The Beautiful Texture of Rye

Here’s what I read somewhere not so long ago: “Rye has long been the underdog grain, associated with the lower class.” Well, things have changed, wheels turn, and this cereal grain is now sought after and subject to special attention — at least in the world of craft beers.

It’s true that rye was once used mainly as fodder. But was it necessity, or rather its very distinct taste, that called attention to it? And made it first appear in a German beer (or maybe a Finnish one)?

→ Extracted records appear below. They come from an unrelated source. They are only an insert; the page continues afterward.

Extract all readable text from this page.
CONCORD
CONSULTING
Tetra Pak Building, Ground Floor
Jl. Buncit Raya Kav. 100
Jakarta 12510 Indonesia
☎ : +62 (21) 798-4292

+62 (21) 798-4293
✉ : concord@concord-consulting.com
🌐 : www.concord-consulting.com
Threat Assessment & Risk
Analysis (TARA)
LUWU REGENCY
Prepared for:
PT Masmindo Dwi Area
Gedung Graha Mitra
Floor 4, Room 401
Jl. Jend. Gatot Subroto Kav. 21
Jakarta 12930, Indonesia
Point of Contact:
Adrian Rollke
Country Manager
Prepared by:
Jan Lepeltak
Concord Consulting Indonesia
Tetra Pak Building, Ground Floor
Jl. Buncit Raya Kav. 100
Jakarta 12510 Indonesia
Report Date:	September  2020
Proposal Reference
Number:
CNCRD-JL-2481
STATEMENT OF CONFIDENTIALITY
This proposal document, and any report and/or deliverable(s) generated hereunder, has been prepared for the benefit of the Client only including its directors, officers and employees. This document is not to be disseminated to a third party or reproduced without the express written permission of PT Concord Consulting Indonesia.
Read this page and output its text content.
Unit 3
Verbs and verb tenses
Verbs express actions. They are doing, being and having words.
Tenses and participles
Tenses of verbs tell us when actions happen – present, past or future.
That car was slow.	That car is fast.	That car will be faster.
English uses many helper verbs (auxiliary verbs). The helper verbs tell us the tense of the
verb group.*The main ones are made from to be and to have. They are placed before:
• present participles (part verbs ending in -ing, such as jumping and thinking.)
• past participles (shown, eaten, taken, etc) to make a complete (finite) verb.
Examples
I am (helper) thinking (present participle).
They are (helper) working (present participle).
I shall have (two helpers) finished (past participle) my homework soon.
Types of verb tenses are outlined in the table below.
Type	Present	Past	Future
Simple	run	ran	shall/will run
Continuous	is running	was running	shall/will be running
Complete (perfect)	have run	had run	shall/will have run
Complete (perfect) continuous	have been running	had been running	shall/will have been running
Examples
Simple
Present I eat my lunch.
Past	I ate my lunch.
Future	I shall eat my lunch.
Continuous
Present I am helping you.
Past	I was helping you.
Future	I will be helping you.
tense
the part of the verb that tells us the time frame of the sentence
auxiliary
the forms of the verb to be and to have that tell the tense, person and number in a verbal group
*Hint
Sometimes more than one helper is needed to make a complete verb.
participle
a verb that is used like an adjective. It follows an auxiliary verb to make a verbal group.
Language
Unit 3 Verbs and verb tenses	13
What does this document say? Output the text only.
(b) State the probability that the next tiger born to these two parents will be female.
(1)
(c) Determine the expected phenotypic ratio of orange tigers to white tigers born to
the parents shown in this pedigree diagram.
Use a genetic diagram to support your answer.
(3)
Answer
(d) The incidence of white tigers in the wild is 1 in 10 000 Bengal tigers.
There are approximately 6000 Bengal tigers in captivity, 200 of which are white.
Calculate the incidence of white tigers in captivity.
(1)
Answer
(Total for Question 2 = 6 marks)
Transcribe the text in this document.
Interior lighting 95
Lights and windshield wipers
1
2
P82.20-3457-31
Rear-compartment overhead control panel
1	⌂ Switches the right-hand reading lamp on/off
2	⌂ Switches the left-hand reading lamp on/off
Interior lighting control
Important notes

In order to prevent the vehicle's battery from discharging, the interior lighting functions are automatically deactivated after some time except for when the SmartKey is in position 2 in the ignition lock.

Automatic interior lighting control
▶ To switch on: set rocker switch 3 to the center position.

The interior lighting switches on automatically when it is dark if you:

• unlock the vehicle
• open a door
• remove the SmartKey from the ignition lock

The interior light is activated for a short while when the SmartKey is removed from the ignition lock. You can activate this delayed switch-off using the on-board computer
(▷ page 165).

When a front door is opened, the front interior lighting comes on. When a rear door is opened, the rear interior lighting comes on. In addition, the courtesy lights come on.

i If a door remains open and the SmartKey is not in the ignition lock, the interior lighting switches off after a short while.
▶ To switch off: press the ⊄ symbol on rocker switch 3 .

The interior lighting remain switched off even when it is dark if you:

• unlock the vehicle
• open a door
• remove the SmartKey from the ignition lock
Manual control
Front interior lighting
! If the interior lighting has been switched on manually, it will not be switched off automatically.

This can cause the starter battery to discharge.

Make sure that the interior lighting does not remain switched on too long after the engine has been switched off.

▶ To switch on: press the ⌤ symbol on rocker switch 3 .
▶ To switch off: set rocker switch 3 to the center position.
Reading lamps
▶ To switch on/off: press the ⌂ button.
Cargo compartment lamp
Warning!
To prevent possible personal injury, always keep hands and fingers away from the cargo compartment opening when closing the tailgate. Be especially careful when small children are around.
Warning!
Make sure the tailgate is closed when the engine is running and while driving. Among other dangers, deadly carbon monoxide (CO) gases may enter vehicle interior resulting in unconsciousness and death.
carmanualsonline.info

The fact remains that this cereal was found first in roggenbier and sahti — rye was also very popular in Eastern European countries, with kvass — and then in American wheat, bitter, stout, even Saison, and finally in IPAs: Black Rye IPA, and Rye IPA.

And it’s an absolutely justifiable success.

Evidence is this LA Rye IPA (subtitled “Intensely Hoppy”) from the Lervig Aktiebryggeri microbrewery (Stavanger, Norway) — little known, and yet named by ratebeer among the “Top Brewers in the World” in 2015.

This beer is simply excellent. Bitter (100 IBUs), quite strong (8.5% ABV), herbaceous and resinous, this zesty and grassy Rye IPA with tropical fruit and pepper overtones offers your palate a gorgeous dry end with a long hoppy bitter trace underneath. In short, do not avoid this magnificent small journey, and embark immediately.